TRIUMPH OF THE MASSES


James Surowiecki (2004) THE WISDOM OF CROWDS: WHY THE MANY ARE SMARTER THAN THE FEW AND HOW COLLECTIVE WISDOM SHAPES BUSINESS, ECONOMIES, SOCIETIES, AND NATIONS (New York: Doubleday)
296 pages. The book was originally reviewed by Lance Morrow, (2004) “Triumph of the Masses” TIME, May 24, p. 78.


Most information at this point in history is that the few guide the many. In “Pareto’s ratios” 20% account for 80% of most everything. According to “Michel’s Iron Law of Oligarchy” the few run the public. The most rewarded of a movement are those that win and run the new regime or government. In other words, the few benefit from the action of the many. For LeBon, crowds demonstrate our collective ignorance. Crowds can bring the worst out in us. When Marx describe the masses, they are enlightened when they realize how little power they have not owning the means of production (false consciousness.) Pareto also warned that the masses become lionized only when the talented are shunted and remain at the bottom. If they are able to move up, they can be pacified and no longer will represent the masses (the circulation of the elite.)
All suggest that the few run the many. If they do not succeed, they will be replaced by another group of elite, claiming to represent the people.

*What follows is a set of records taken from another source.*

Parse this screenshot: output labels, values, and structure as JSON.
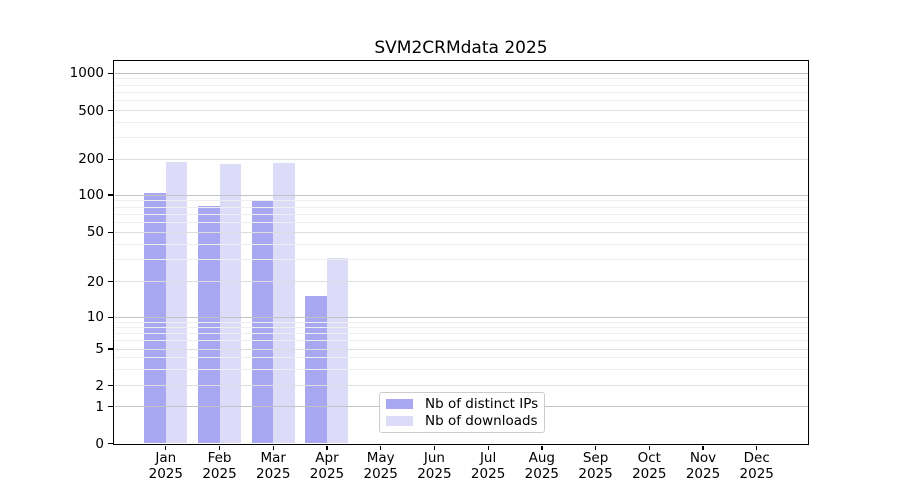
{
  "title": "SVM2CRMdata 2025",
  "legend": {
    "items": [
      {
        "label": "Nb of distinct IPs",
        "color": "#a8a8f2"
      },
      {
        "label": "Nb of downloads",
        "color": "#dcdcf8"
      }
    ]
  },
  "axes": {
    "y_ticks": [
      {
        "value": 0,
        "label": "0"
      },
      {
        "value": 1,
        "label": "1"
      },
      {
        "value": 2,
        "label": "2"
      },
      {
        "value": 5,
        "label": "5"
      },
      {
        "value": 10,
        "label": "10"
      },
      {
        "value": 20,
        "label": "20"
      },
      {
        "value": 50,
        "label": "50"
      },
      {
        "value": 100,
        "label": "100"
      },
      {
        "value": 200,
        "label": "200"
      },
      {
        "value": 500,
        "label": "500"
      },
      {
        "value": 1000,
        "label": "1000"
      }
    ],
    "x_months": [
      "Jan",
      "Feb",
      "Mar",
      "Apr",
      "May",
      "Jun",
      "Jul",
      "Aug",
      "Sep",
      "Oct",
      "Nov",
      "Dec"
    ],
    "x_year": "2025"
  },
  "chart_data": {
    "type": "bar",
    "title": "SVM2CRMdata 2025",
    "categories": [
      "Jan 2025",
      "Feb 2025",
      "Mar 2025",
      "Apr 2025",
      "May 2025",
      "Jun 2025",
      "Jul 2025",
      "Aug 2025",
      "Sep 2025",
      "Oct 2025",
      "Nov 2025",
      "Dec 2025"
    ],
    "series": [
      {
        "name": "Nb of distinct IPs",
        "color": "#a8a8f2",
        "values": [
          103,
          82,
          90,
          15,
          0,
          0,
          0,
          0,
          0,
          0,
          0,
          0
        ]
      },
      {
        "name": "Nb of downloads",
        "color": "#dcdcf8",
        "values": [
          190,
          182,
          187,
          31,
          0,
          0,
          0,
          0,
          0,
          0,
          0,
          0
        ]
      }
    ],
    "yscale": "log-like with 0 baseline",
    "ytick_values": [
      0,
      1,
      2,
      5,
      10,
      20,
      50,
      100,
      200,
      500,
      1000
    ],
    "ylim": [
      0,
      1300
    ],
    "grid": "horizontal",
    "legend_position": "inside-bottom-left-of-center"
  }
}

Surowiecki, an economics and financial writer for the NEW YORKER essentially throws out the above paradigm and suggests that the masses are generally but imperfectly correct. Sociologist may quibble in a salient fashion about the interchange of the terms of collectivities, crowds, masses, mobs, movements and related. All have different meanings. However, the author appears to use these as synonyms for the “many.”

He suggests the following to support his thesis.

1. Galton asked a crowd to estimate the weight of a dressed carcass of beef. The valid answer was 1,198 pounds. The crowd privately wrote their answer on stubs of paper and guessed 1,197.
2. He borrows Hayek’s “spontaneous order of the masses.”
3. He suggests the power of starlings and their collective wisdom of survival by flying in certain formations.
4. He cites the intelligence of a big city pedestrian flow or humans reacting in a traffic jam.
5. He reviews a 1958 experiment where New York City students were asked to meet another student and where they would be when the stranger arrived in town and did not know directly how to find their big city friend. All said that they would go to the information booth of the Grand Central station.
6. Scientists all over the world within a short period and without overall supervision were able to contain the SARS virus in a matter of weeks.


This thesis is quite controversial and if it is survives the usual Hegelian dialect of reviewers and critics will moderate the place of intellectual legends of both the right and the left. If this new paradigm succeeds the few guiding the many may be retranslated into the few may guide the many in only certain circumstances.

The book appears to be a valuable contribution to the literature on institutional change.